Friday, March 6, 2020

A few priceless moments


All of us go through mental conflict regarding various things. Sometimes, it is a matter of convenience versus ethics. Sometimes it boils down to picking our battles, and we have to decide whether certain things are worth voicing our opinions about. And often, we spend a lot of time going back and forth in our minds about how to tackle an annoyance or disturbance in our lives.

There's been a lot on my mind lately, and the overarching themes over the past few years have been health (self and family) and career, with finances tied in to the latter. That does not mean that I am not allowed to let other things bother me along the way. Yes, in the larger scheme of things, these minor annoyances are not important. But they seem to fester and linger and build up over time and we need to face them at some point as well. Because ultimately, we do not want them to affect the big things we care about.

Recently I came across some PR articles about women at my job. This is something that I have a lot of opinions on. While my opinions may be relatable, they are also unpopular. My company featured spotlights on a few women employees for International Womens' Day. This is good because there needs to be equal pay, equal rights and a lot more done to promote a healthy working environment. What is absolutely not ok is the women they are featuring. They are mere spokespersons and yes-women who are positive press for the company, and are clueless about doing actual work and the struggles faced in the job world, because they have had it easy. So easy.

Let's stop for a moment. This is when those that criticize stuff like this get chastised themselves. "Damned if you do, damned if you don't". "You can't please everybody". "Sour grapes". "Resentful, much?". "Women are women's worst enemies". "Shouldn't you all be supportive of one another?". "What does this woman have stuck up her a**?" "Haters gonna hate". You get the drift..

Well, this rant is not against the women that are being featured. I might not like them, but that's besides the point. It is really the system I am against, not the individuals. I might think they are free riders and full of fluff, but it is not them I resent the most. It is the employer that values them. The PR that picks these women who've had it easy, and further enables them. The superior attitude that is then exhibited by them and the rest of the establishment. The recent feature for example was of someone who was in the company for less than two years (with two separate stints in a short time), taking full advantage of the "system" and milking it, and whose method of giving back was to be all praise about the company. When the going gets tough, these employees are gone. Why do we reward these behaviors? Why is it taboo to speak out against it? And most importantly, how can we get our voice heard and keep it real for a moment? I suppose the onus is on us to stop hiding behind our anonymity in obscure blogs and to speak up. So that's what I'll do in my own little way, continuing to plod on cautiously in all other areas. But I did want to say my piece so it's at least out there in the inter-webs and not eating at me on the inside.

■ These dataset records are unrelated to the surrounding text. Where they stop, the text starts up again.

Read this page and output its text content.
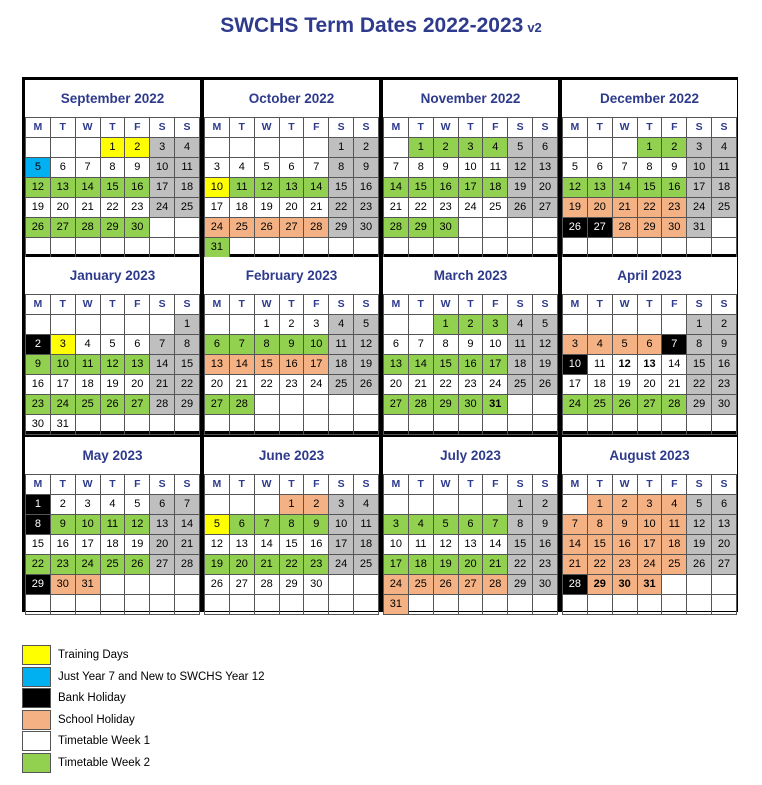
SWCHS Term Dates 2022-2023 v2
September 2022
M	T	W	T	F	S	S
			1	2	3	4
5	6	7	8	9	10	11
12	13	14	15	16	17	18
19	20	21	22	23	24	25
26	27	28	29	30		

October 2022
M	T	W	T	F	S	S
					1	2
3	4	5	6	7	8	9
10	11	12	13	14	15	16
17	18	19	20	21	22	23
24	25	26	27	28	29	30
31						
November 2022
M	T	W	T	F	S	S
	1	2	3	4	5	6
7	8	9	10	11	12	13
14	15	16	17	18	19	20
21	22	23	24	25	26	27
28	29	30				

December 2022
M	T	W	T	F	S	S
			1	2	3	4
5	6	7	8	9	10	11
12	13	14	15	16	17	18
19	20	21	22	23	24	25
26	27	28	29	30	31	

January 2023
M	T	W	T	F	S	S
						1
2	3	4	5	6	7	8
9	10	11	12	13	14	15
16	17	18	19	20	21	22
23	24	25	26	27	28	29
30	31					
February 2023
M	T	W	T	F	S	S
		1	2	3	4	5
6	7	8	9	10	11	12
13	14	15	16	17	18	19
20	21	22	23	24	25	26
27	28					

March 2023
M	T	W	T	F	S	S
		1	2	3	4	5
6	7	8	9	10	11	12
13	14	15	16	17	18	19
20	21	22	23	24	25	26
27	28	29	30	31		

April 2023
M	T	W	T	F	S	S
					1	2
3	4	5	6	7	8	9
10	11	12	13	14	15	16
17	18	19	20	21	22	23
24	25	26	27	28	29	30

May 2023
M	T	W	T	F	S	S
1	2	3	4	5	6	7
8	9	10	11	12	13	14
15	16	17	18	19	20	21
22	23	24	25	26	27	28
29	30	31				

June 2023
M	T	W	T	F	S	S
			1	2	3	4
5	6	7	8	9	10	11
12	13	14	15	16	17	18
19	20	21	22	23	24	25
26	27	28	29	30		

July 2023
M	T	W	T	F	S	S
					1	2
3	4	5	6	7	8	9
10	11	12	13	14	15	16
17	18	19	20	21	22	23
24	25	26	27	28	29	30
31						
August 2023
M	T	W	T	F	S	S
	1	2	3	4	5	6
7	8	9	10	11	12	13
14	15	16	17	18	19	20
21	22	23	24	25	26	27
28	29	30	31			

Training Days
Just Year 7 and New to SWCHS Year 12
Bank Holiday
School Holiday
Timetable Week 1
Timetable Week 2
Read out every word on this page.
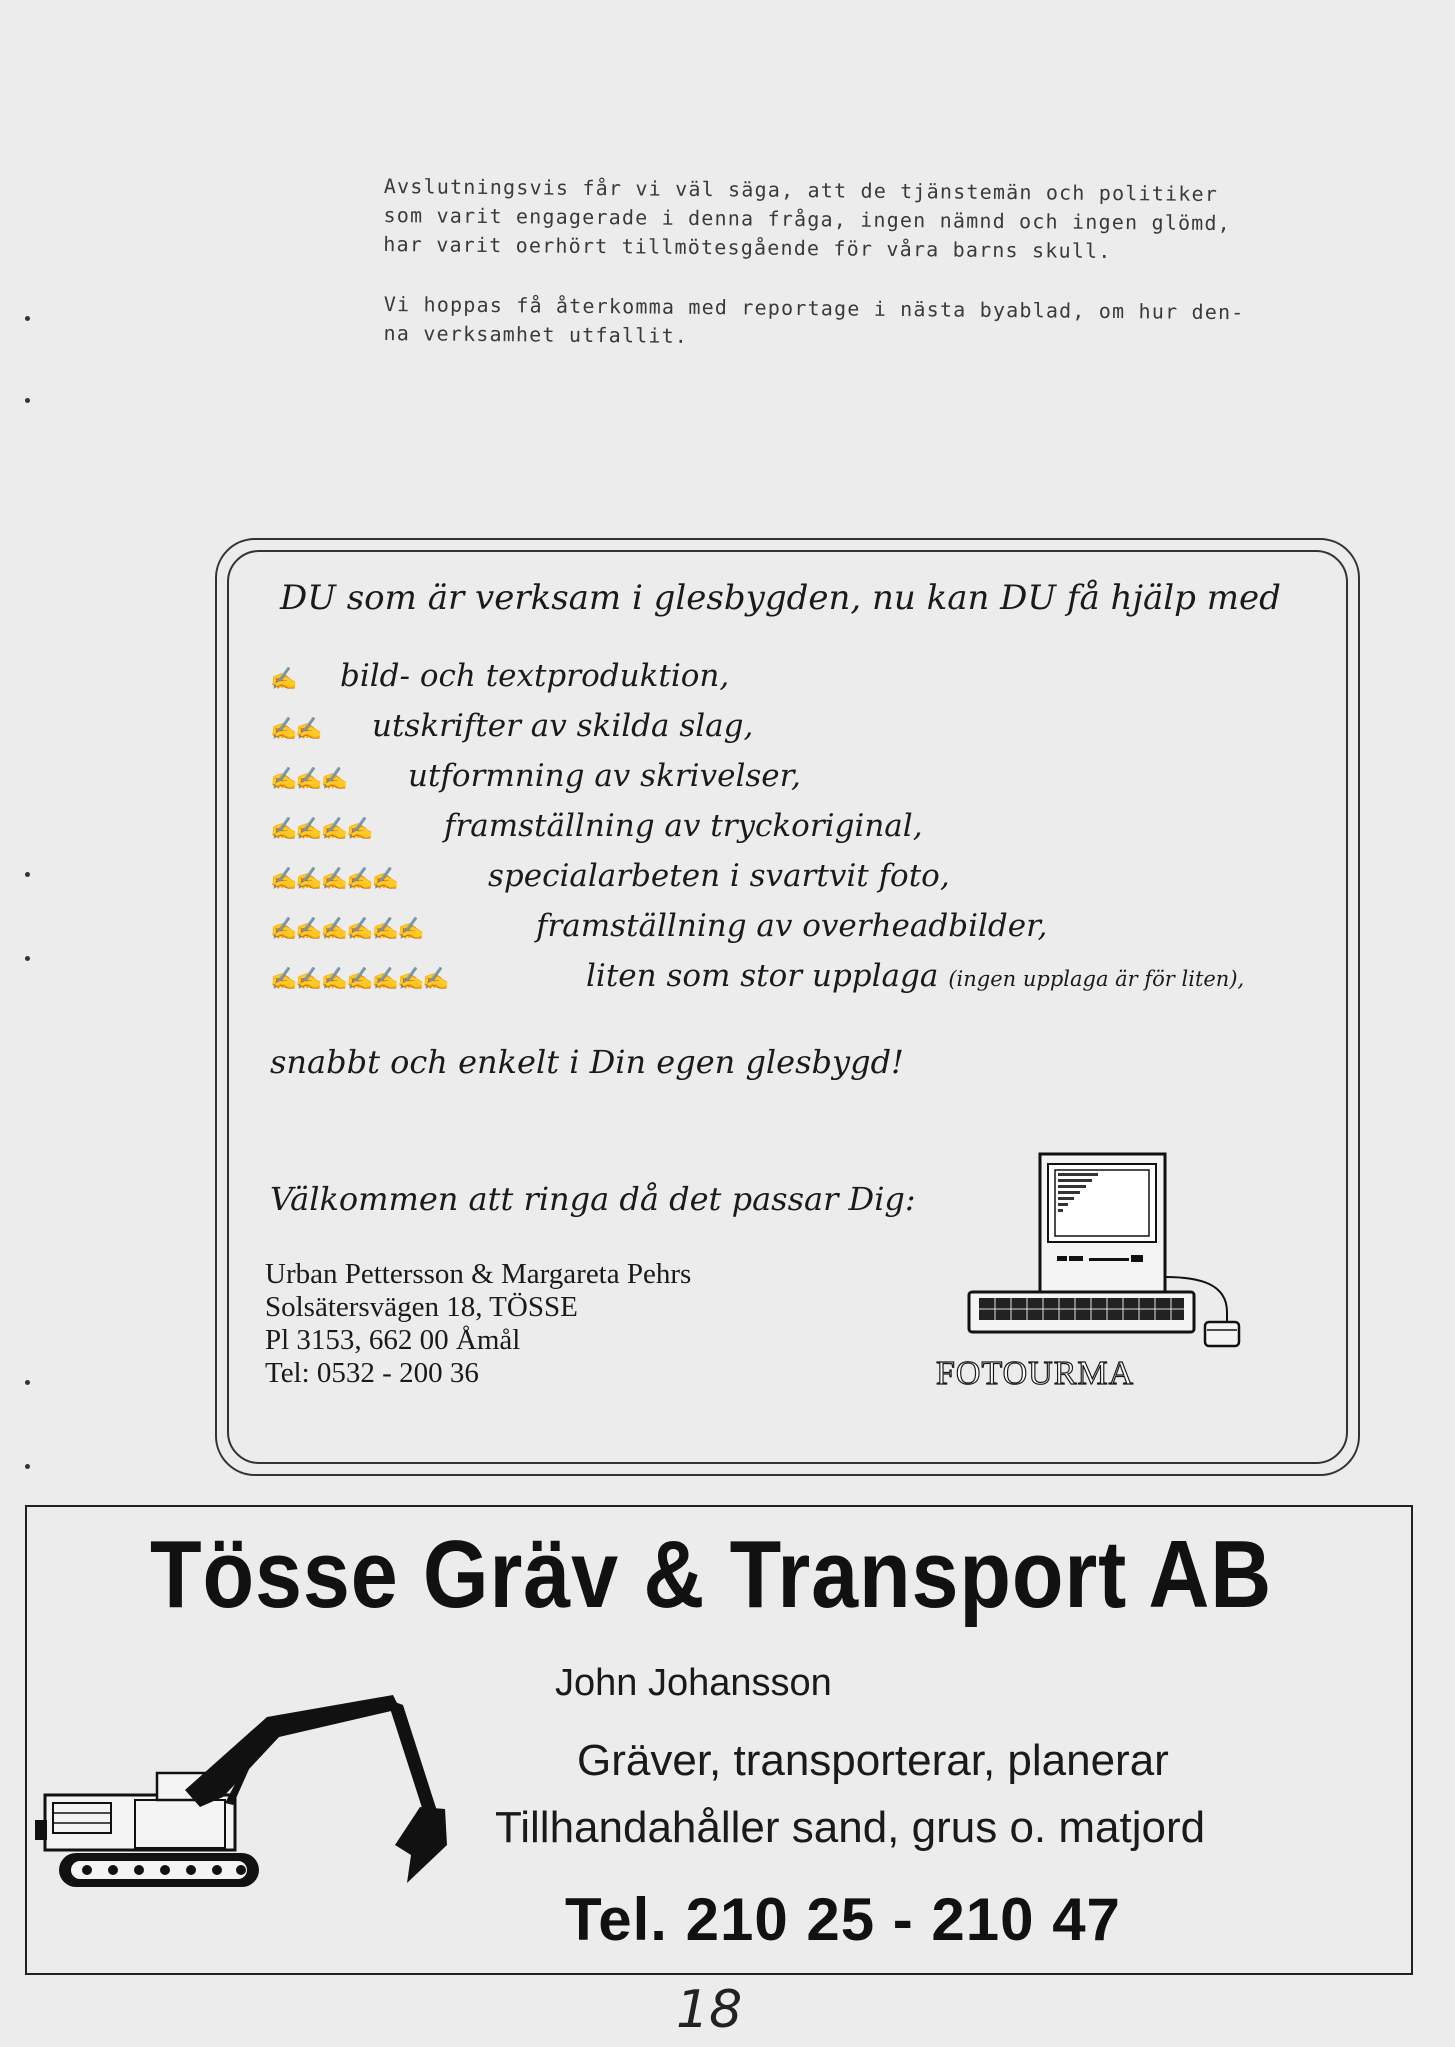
Avslutningsvis får vi väl säga, att de tjänstemän och politiker

som varit engagerade i denna fråga, ingen nämnd och ingen glömd,

har varit oerhört tillmötesgående för våra barns skull.

Vi hoppas få återkomma med reportage i nästa byablad, om hur den-

na verksamhet utfallit.

DU som är verksam i glesbygden, nu kan DU få hjälp med
✍ bild- och textproduktion,
✍✍ utskrifter av skilda slag,
✍✍✍ utformning av skrivelser,
✍✍✍✍ framställning av tryckoriginal,
✍✍✍✍✍	specialarbeten i svartvit foto,
✍✍✍✍✍✍	framställning av overheadbilder,
✍✍✍✍✍✍✍	liten som stor upplaga (ingen upplaga är för liten),
snabbt och enkelt i Din egen glesbygd!
Välkommen att ringa då det passar Dig:
Urban Pettersson & Margareta Pehrs
Solsätersvägen 18, TÖSSE
Pl 3153, 662 00 Åmål
Tel: 0532 - 200 36	FOTOURMA
Tösse Gräv & Transport AB
John Johansson
Gräver, transporterar, planerar
Tillhandahåller sand, grus o. matjord
Tel. 210 25 - 210 47
18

Before I end, I want to say a few positive things. This is what makes me really proud, happy and thankful to be a woman, a networking professional and a productive member of society. Yesterday, when we were goofing around on the bed, my daughter remarked "Mama, you have best. You really have best, Mama!". I asked her what she meant. She said "I mean, you're the best mama. Even when you're sick, you're always doing something. The best!" Wow, do I need any external accolades from anyone at all, after that testimony? I wish I had it easier in my career (by far), but I wouldn't trade places with those other people for the world. This morning, I received a second testimony from my husband, who was overjoyed to see me and for me just being there. And later in the day, my son heard my voice from across the room and bellowed a deafening "MAMA!" as he dropped his toys and ran at full speed towards me into my arms. I feel so empowered. So cherished. That I am worht so much more than I imagined. And so much a woman.

Now, just because my family validates me does not mean I should settle for less in my career. It does not have to be one or the other. I believe that I have lurking hidden potential to rise in my career. I am just not sure about how, when, and where I will be able to do it. All I need to do at this point is to keep that faith, and keep working on moving forward remembering that every little bit counts. I do want to make the cut professionally. If not for anything else, my ambition and determination combined with my patience and endurance could help me get there. While I might feel that everyone else around me has it easier than I do with their professional advancement, I still do not want to trade places with them. I do believe that I have something of value that is hard to find, and that some employer somewhere is seeking that. I am also self-aware enough to recognize what I am missing, and to have a plan to bridge that gap.

With that, I wish you all a very Happy International Women's Day! I hope all women the world over get to experience this amazing feeling of being cherished. To real women, across the world! Let's band together, shrug off the noise, speak up about what's important, and keep working on building ourselves up.